Excellence in athletics
"I want (the athletic department) to be thinking this is a preeminent institution which has the opportunity to win a national championship in every sport and win the Sears Cup."
UH President Evan Dobelle.
By Ferd Lewis
Advertiser Columnist
When Evan Dobelle gave the University of Hawai'i athletic department its double-time marching orders, one of the first benchmarks he proposed was the Sears Cup, annually representative of the best all-around performance by an athletic program.
The Sears Cup, actually a Waterford crystal trophy, goes to the school in each division (NCAA I, II, III and NAIA) with the most overall points in a cross-section sampling of sports. In Division I, where Stanford has won seven of the eight trophies, points are awarded for finishes in national championship events and final polls in 20 sports ranging from baseball to women's water polo.
At the moment, bringing the trophy to Manoa is a beyond-ambitious goal. But as a symbolic challenge, the Sears Cup might be just the kind of reach-for-the-sky prize it takes to raise the bar on thinking. At UH, where the highest finish has been 68th in 1995-'96, it could be the type of bold target to improve across-the-board performance and interest in the 19 sports UH sponsors.
But, as a matter of reality, you wonder how attainable it is in the foreseeable future given current financial circumstances.
Or, perhaps a better question is: When will UH be able to afford the price tag of success at that level?

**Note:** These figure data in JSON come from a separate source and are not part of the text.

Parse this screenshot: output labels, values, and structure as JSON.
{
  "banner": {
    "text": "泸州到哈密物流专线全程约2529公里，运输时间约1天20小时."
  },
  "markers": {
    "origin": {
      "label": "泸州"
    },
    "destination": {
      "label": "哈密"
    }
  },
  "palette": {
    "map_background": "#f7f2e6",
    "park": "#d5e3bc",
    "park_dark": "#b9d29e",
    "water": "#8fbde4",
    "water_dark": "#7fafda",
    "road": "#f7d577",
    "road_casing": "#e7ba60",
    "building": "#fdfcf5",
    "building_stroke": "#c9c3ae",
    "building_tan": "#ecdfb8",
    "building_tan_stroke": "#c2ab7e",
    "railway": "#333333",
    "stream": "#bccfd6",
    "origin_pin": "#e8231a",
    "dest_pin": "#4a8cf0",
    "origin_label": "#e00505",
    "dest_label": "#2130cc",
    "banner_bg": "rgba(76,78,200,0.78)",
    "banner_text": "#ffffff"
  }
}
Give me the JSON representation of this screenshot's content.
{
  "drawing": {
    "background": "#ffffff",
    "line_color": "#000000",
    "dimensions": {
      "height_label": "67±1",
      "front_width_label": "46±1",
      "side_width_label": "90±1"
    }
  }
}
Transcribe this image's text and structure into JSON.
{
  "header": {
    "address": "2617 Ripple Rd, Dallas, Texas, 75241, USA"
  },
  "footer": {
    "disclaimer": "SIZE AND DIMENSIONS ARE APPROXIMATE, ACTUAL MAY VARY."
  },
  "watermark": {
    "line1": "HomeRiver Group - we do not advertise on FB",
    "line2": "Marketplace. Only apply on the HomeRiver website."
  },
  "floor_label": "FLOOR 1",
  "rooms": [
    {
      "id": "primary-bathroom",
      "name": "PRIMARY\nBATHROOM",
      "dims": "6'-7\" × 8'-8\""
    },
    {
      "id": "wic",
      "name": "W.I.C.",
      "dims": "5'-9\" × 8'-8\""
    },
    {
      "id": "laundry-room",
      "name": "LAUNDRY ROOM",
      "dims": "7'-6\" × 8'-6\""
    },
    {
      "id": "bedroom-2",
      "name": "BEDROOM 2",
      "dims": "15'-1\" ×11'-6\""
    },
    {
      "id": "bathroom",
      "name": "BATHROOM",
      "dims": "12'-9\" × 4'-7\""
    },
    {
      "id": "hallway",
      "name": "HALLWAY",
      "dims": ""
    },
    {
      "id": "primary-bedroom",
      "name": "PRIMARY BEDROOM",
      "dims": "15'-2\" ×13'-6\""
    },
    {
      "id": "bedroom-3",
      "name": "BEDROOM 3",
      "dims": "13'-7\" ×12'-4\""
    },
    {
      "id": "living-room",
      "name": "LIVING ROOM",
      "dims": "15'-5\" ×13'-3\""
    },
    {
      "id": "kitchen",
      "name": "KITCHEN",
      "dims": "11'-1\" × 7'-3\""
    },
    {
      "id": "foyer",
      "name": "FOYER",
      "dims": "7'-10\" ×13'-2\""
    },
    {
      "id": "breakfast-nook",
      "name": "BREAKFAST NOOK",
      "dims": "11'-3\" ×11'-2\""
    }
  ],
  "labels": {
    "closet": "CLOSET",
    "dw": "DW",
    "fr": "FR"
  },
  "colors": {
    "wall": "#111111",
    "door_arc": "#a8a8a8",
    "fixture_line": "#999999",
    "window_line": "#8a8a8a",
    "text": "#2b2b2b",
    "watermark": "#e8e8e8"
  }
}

Consider that all of the schools that finished in the top 20 of the Division I Sears Cup this year have budgets of at least $20 million and some double that. The Top 10 in this year's standings spend, on average, $34 million each.
Compare that with UH, which has never had a budget of more than $16.4 million and isn't due any help from general funds. It has had to look under the sofa cushions and clip coupons even to come up with that much.
Nor has any Western Athletic Conference team, most of which have budgets similar or below that of UH, ever cracked the Top 10.
Once upon a not-so-distant time UH had taken aim at the more modest goal of becoming a consistent Top 40 finisher in the Sears Cup standings. But even that was predicated upon a hoped-for annual budget of $20 million, which has also yet to materialize.
Where the money will come from to underwrite making UH the type of across-the-board contender to compete on the Sears Cup championship level is anybody's guess at the moment.
While there is room for improvement in ticket sales and creative marketing solutions are increasing the revenue stream, there is still a considerable gap between UH and the programs it hopes to rub elbows with.
While Pac-10 schools annually take home about $5 million from their share of conference television and bowl deals, UH was thrilled to get $606,000 as its piece of the WAC pie this just-concluded fiscal year.
Dobelle, who has announced an intention to meet soon with the head coaches of all the sports, said if there is a commitment to taking the program to a higher level, he'd be willing to roll up his sleeves. "I'd have to find the resources, probably externally, to give them what they need. It would be pretty hard to rationalize taking money out of the classrooms, so it would probably have to be raised externally."
If the new president is serious about UH becoming a Sears Cup contender, getting there will require him to pitch in.